Хэп отвел меня в лес, чтобы рассказать всё. Я никогда не видела, чтобы он терял самообладание, но он явно боролся, когда потянулся к моим рукам.
— Я всегда честен с тобой, не так ли, Анна? — спросил он дрожащим голосом.
У меня пересохло во рту. Земля под моими кроссовками, казалось, ходила ходуном, но Хэп продолжал говорить, объясняя, как рыбаки наткнулись на останки Дженни на малоиспользуемом участке реки. Как иначе ее, возможно, никогда бы не нашли. И она не утонула. Ее задушили.
История была настолько отвратительной, что я хотела, чтобы Хэп прекратил. Но я знала, что он этого не сделает. Если он действительно собирался защитить меня, он не мог ничего утаивать.
— Кто это сделал? — Мой собственный голос, казалось, отражался от деревьев и падал мне на колени, как камень, маленький твердый кусочек мира.
— Мы еще не знаем.
— Поймает ли его шериф Флуд?
— Я верю, что он это сделает.
— Как кто-то мог сделать такое? — спросила я его, хотя уже знала ответ. Я видела самых разных людей, искалеченных болью и обстоятельствами. Людей, которым причинили такую сильную и глубокую боль, что они не могли не сделать то же самое с кем-то другим. — Дженни была так молода, — плакала я, горячие слезы текли по щекам. — У нее даже не было шанса.
— В жизни есть смерть, Анна, и это невыносимо, я знаю. Но мы должны терпеть. Мы должны со всем справиться.

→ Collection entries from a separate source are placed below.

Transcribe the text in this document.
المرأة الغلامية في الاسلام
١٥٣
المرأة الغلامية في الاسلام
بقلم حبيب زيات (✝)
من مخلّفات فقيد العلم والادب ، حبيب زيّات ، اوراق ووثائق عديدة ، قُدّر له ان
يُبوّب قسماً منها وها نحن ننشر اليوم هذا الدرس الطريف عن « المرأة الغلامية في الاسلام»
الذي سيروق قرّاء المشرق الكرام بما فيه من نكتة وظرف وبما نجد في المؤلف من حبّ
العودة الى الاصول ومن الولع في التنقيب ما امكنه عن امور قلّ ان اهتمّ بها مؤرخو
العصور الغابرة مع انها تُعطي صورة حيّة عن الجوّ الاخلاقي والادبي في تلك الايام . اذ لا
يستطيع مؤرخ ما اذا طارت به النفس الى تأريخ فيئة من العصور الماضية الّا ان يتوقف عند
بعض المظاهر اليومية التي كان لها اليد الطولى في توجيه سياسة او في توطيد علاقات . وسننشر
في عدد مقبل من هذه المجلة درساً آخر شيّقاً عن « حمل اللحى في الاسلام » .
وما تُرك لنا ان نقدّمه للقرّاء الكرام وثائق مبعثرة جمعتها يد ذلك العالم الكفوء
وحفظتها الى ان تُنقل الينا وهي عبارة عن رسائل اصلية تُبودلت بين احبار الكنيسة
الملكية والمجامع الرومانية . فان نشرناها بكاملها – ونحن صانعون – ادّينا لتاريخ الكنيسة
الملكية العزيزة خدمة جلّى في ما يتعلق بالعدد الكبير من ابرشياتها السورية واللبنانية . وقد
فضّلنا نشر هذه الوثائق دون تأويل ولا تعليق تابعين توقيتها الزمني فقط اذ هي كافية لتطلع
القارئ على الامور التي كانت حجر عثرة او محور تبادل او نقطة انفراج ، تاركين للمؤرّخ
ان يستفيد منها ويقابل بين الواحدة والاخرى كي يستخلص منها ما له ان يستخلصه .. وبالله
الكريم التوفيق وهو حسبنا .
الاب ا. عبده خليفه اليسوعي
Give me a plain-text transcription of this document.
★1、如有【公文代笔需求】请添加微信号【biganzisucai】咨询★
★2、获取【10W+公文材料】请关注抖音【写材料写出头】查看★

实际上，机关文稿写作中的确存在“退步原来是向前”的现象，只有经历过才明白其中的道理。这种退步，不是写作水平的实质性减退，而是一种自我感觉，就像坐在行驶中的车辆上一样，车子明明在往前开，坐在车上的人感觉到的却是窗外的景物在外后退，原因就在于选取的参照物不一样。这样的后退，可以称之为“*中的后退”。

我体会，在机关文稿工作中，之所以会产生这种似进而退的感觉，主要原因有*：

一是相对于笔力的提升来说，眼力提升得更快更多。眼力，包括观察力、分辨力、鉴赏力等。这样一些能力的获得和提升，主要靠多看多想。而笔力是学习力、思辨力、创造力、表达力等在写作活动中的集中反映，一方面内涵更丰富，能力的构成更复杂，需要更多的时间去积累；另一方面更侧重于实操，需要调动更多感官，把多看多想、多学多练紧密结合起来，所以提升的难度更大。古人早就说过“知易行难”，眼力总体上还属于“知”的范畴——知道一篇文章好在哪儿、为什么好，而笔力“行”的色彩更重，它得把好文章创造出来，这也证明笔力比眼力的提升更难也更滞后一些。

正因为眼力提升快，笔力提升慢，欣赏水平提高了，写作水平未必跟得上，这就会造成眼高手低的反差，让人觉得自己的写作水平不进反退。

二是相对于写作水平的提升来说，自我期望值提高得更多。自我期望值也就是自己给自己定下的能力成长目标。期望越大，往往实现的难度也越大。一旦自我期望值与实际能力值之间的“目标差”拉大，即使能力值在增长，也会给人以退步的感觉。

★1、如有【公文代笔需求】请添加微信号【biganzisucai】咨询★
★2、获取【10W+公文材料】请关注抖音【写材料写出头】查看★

Я знала, что он был прав, но я бы все отдала, чтобы услышать что-нибудь еще. Если бы только Хэп мог пообещать мне, что этого никогда не повторится, что я никогда не умру, и что он и Иден тоже не умрут. Что мы вместе будем в безопасности, хотя мир полон самых ужасных вещей и людей. Люди достаточно извращены внутри, чтобы убить семнадцатилетнюю девушку и бросить ее, как мусор, в реке.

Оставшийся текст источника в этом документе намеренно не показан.